Smokefree 2025 Action Plan would not affect vaping products
New Zealand flag with cigarette
Photograph: Shutterstock

WELLINGTON, New Zealand — New Zealand has released a plan that would eventually ban sales of cigarettes in that country—something one health expert said could have global implications.

The Smokefree 2025 Action Plan aims to drastically reduce the availability of cigarettes by making them less addictive and by introducing a smoke-free generation, Dr. Ayesha Verrall, associate minister of health for New Zealand, said Dec. 9 to parliament, according to online transcripts.

The plan would gradually raise the smoking age each year after it goes into effect until it covers the whole population. Starting in 2023, anyone under age 15 would be barred for life from buying cigarettes. For example, in 2050, people 42 and older would still be able to buy tobacco products, the New  York Times reported. The proposed legislation is expected to become law next year, the Times said.

The measures will put New Zealand on track to reach its longstanding goal of being smoke-free by 2025, Verrall said.

“Nicotine is one of the most addictive substances on Earth,” she said. “So having cigarettes to buy in just about every supermarket, petrol station and convenience store makes it even harder for people trying to quit.”

While there are an estimated 8,000 retailers selling cigarettes in New Zealand, the smoke-free action plan will reduce that number to around 500 outlets by 2024, Verrall said.

“This will give businesses time to plan for their transition away from tobacco.
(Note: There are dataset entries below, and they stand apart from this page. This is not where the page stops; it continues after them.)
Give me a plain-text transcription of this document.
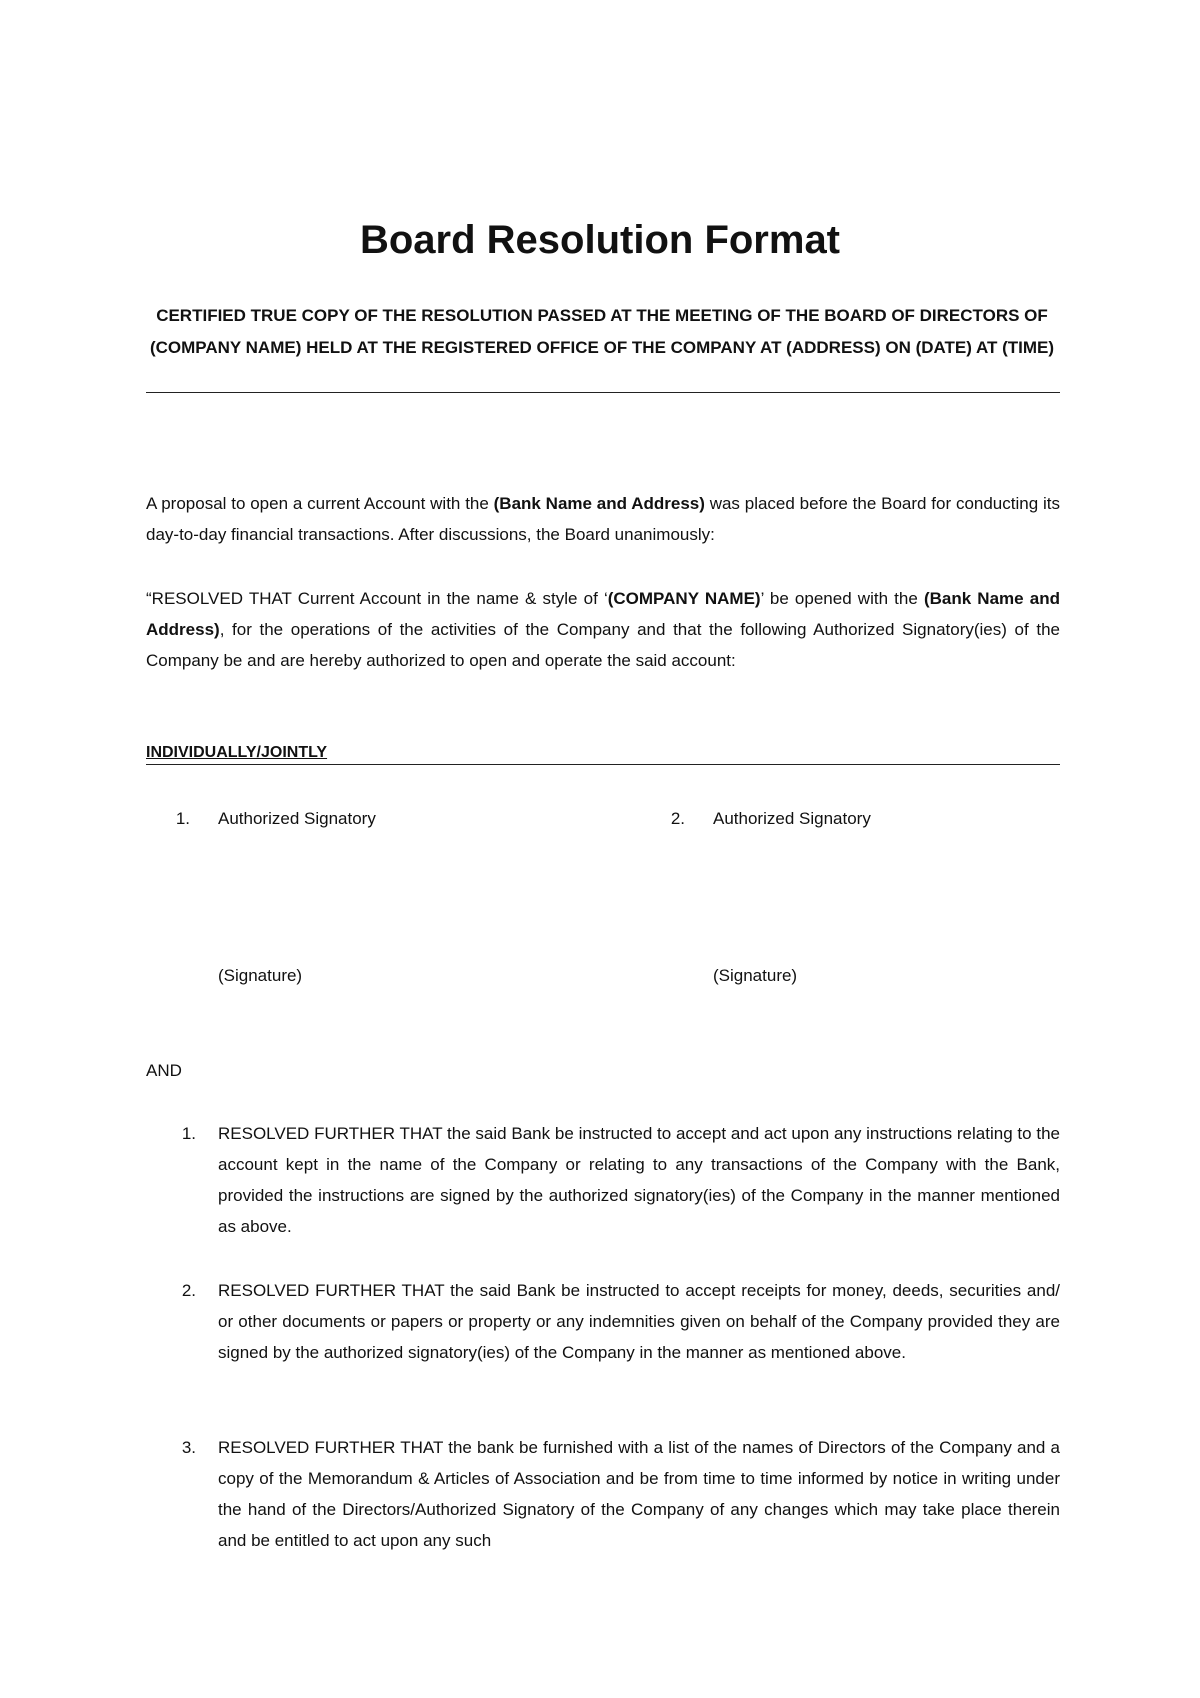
Board Resolution Format
CERTIFIED TRUE COPY OF THE RESOLUTION PASSED AT THE MEETING OF THE BOARD OF DIRECTORS OF (COMPANY NAME) HELD AT THE REGISTERED OFFICE OF THE COMPANY AT (ADDRESS) ON (DATE) AT (TIME)
A proposal to open a current Account with the (Bank Name and Address) was placed before the Board for conducting its day-to-day financial transactions. After discussions, the Board unanimously:
“RESOLVED THAT Current Account in the name & style of ‘(COMPANY NAME)’ be opened with the (Bank Name and Address), for the operations of the activities of the Company and that the following Authorized Signatory(ies) of the Company be and are hereby authorized to open and operate the said account:
INDIVIDUALLY/JOINTLY
1. Authorized Signatory	2. Authorized Signatory
(Signature)	(Signature)
AND
1. RESOLVED FURTHER THAT the said Bank be instructed to accept and act upon any instructions relating to the account kept in the name of the Company or relating to any transactions of the Company with the Bank, provided the instructions are signed by the authorized signatory(ies) of the Company in the manner mentioned as above.
2. RESOLVED FURTHER THAT the said Bank be instructed to accept receipts for money, deeds, securities and/ or other documents or papers or property or any indemnities given on behalf of the Company provided they are signed by the authorized signatory(ies) of the Company in the manner as mentioned above.
3. RESOLVED FURTHER THAT the bank be furnished with a list of the names of Directors of the Company and a copy of the Memorandum & Articles of Association and be from time to time informed by notice in writing under the hand of the Directors/Authorized Signatory of the Company of any changes which may take place therein and be entitled to act upon any such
But, ultimately, it means that people who have decided to quit won't be passing half a dozen chances to buy a packet of cigarettes every time they walk to their local shops,” Verall said.
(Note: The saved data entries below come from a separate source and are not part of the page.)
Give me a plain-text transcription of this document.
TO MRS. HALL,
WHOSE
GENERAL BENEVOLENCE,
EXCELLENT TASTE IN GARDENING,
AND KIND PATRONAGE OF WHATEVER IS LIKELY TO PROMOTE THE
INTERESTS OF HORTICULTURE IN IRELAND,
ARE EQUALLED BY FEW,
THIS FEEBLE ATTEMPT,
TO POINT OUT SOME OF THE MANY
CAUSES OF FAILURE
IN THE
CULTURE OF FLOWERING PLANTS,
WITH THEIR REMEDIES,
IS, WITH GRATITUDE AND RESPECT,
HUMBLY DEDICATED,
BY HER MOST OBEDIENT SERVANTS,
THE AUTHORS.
The current smoking rate of New Zealand adults is just over 13% as of 2020, while the smoking rate for New Zealand’s Indigenous Maori citizens is just over 30%, the country’s Ministry of Health said on its website.
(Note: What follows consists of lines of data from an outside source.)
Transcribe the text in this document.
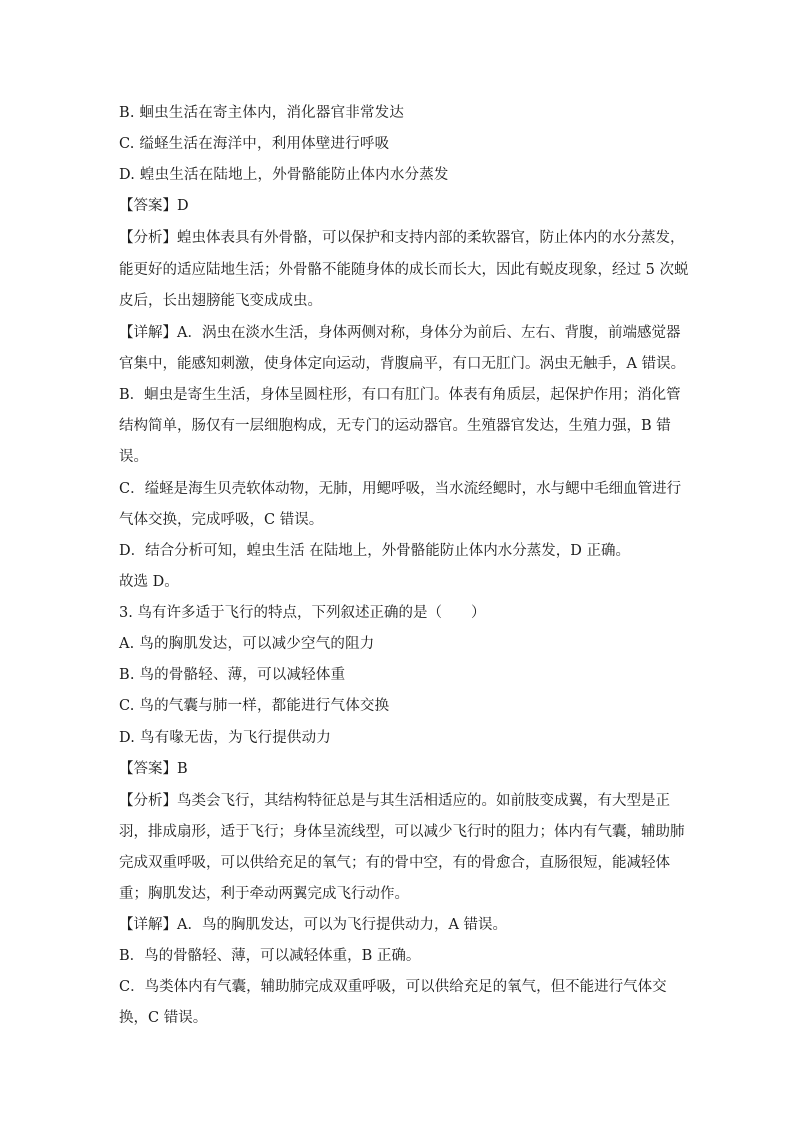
B. 蛔虫生活在寄主体内，消化器官非常发达
C. 缢蛏生活在海洋中，利用体壁进行呼吸
D. 蝗虫生活在陆地上，外骨骼能防止体内水分蒸发
【答案】D
【分析】蝗虫体表具有外骨骼，可以保护和支持内部的柔软器官，防止体内的水分蒸发，
能更好的适应陆地生活；外骨骼不能随身体的成长而长大，因此有蜕皮现象，经过 5 次蜕
皮后，长出翅膀能飞变成成虫。
【详解】A．涡虫在淡水生活，身体两侧对称，身体分为前后、左右、背腹，前端感觉器
官集中，能感知刺激，使身体定向运动，背腹扁平，有口无肛门。涡虫无触手，A 错误。
B．蛔虫是寄生生活，身体呈圆柱形，有口有肛门。体表有角质层，起保护作用；消化管
结构简单，肠仅有一层细胞构成，无专门的运动器官。生殖器官发达，生殖力强，B 错
误。
C．缢蛏是海生贝壳软体动物，无肺，用鳃呼吸，当水流经鳃时，水与鳃中毛细血管进行
气体交换，完成呼吸，C 错误。
D．结合分析可知，蝗虫生活 在陆地上，外骨骼能防止体内水分蒸发，D 正确。
故选 D。
3. 鸟有许多适于飞行的特点，下列叙述正确的是（　　）
A. 鸟的胸肌发达，可以减少空气的阻力
B. 鸟的骨骼轻、薄，可以减轻体重
C. 鸟的气囊与肺一样，都能进行气体交换
D. 鸟有喙无齿，为飞行提供动力
【答案】B
【分析】鸟类会飞行，其结构特征总是与其生活相适应的。如前肢变成翼，有大型是正
羽，排成扇形，适于飞行；身体呈流线型，可以减少飞行时的阻力；体内有气囊，辅助肺
完成双重呼吸，可以供给充足的氧气；有的骨中空，有的骨愈合，直肠很短，能减轻体
重；胸肌发达，利于牵动两翼完成飞行动作。
【详解】A．鸟的胸肌发达，可以为飞行提供动力，A 错误。
B．鸟的骨骼轻、薄，可以减轻体重，B 正确。
C．鸟类体内有气囊，辅助肺完成双重呼吸，可以供给充足的氧气，但不能进行气体交
换，C 错误。
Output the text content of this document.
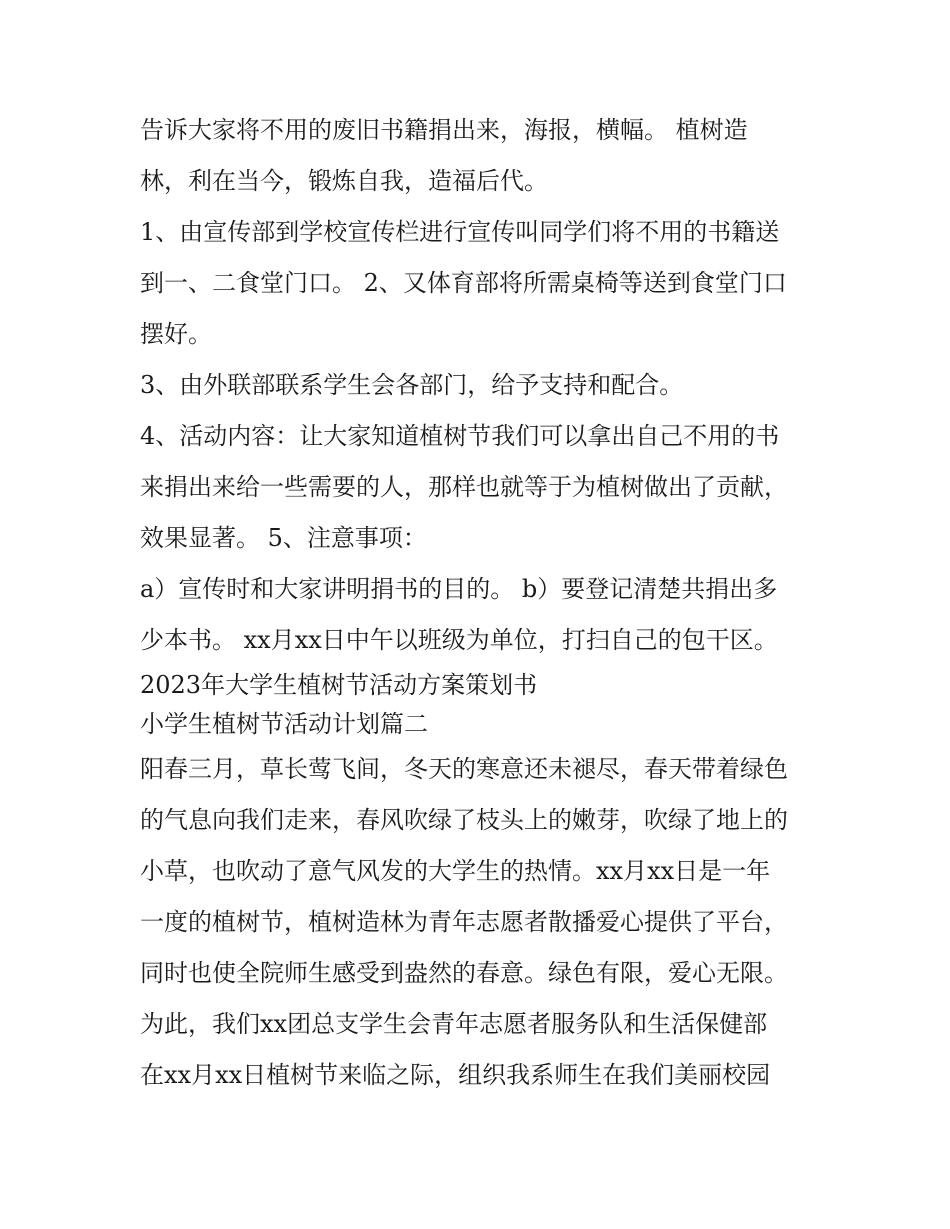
告诉大家将不用的废旧书籍捐出来，海报，横幅。 植树造
林，利在当今，锻炼自我，造福后代。
1、由宣传部到学校宣传栏进行宣传叫同学们将不用的书籍送
到一、二食堂门口。 2、又体育部将所需桌椅等送到食堂门口
摆好。
3、由外联部联系学生会各部门，给予支持和配合。
4、活动内容：让大家知道植树节我们可以拿出自己不用的书
来捐出来给一些需要的人，那样也就等于为植树做出了贡献，
效果显著。 5、注意事项：
a）宣传时和大家讲明捐书的目的。 b）要登记清楚共捐出多
少本书。 xx月xx日中午以班级为单位，打扫自己的包干区。
2023年大学生植树节活动方案策划书
小学生植树节活动计划篇二
阳春三月，草长莺飞间，冬天的寒意还未褪尽，春天带着绿色
的气息向我们走来，春风吹绿了枝头上的嫩芽，吹绿了地上的
小草，也吹动了意气风发的大学生的热情。xx月xx日是一年
一度的植树节，植树造林为青年志愿者散播爱心提供了平台，
同时也使全院师生感受到盎然的春意。绿色有限，爱心无限。
为此，我们xx团总支学生会青年志愿者服务队和生活保健部
在xx月xx日植树节来临之际，组织我系师生在我们美丽校园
Vaping products would not be affected by the law, the Times said.

Janet Hoek, a public health expert at the University of Otago, told the publication she hoped New Zealand’s plans would inspire other countries to pass similarly ambitious legislation. “Now that New Zealand has made that step, I expect many other countries are going to follow suit,” she told the Times. “This will be something that begins in New Zealand but that really has global implications.”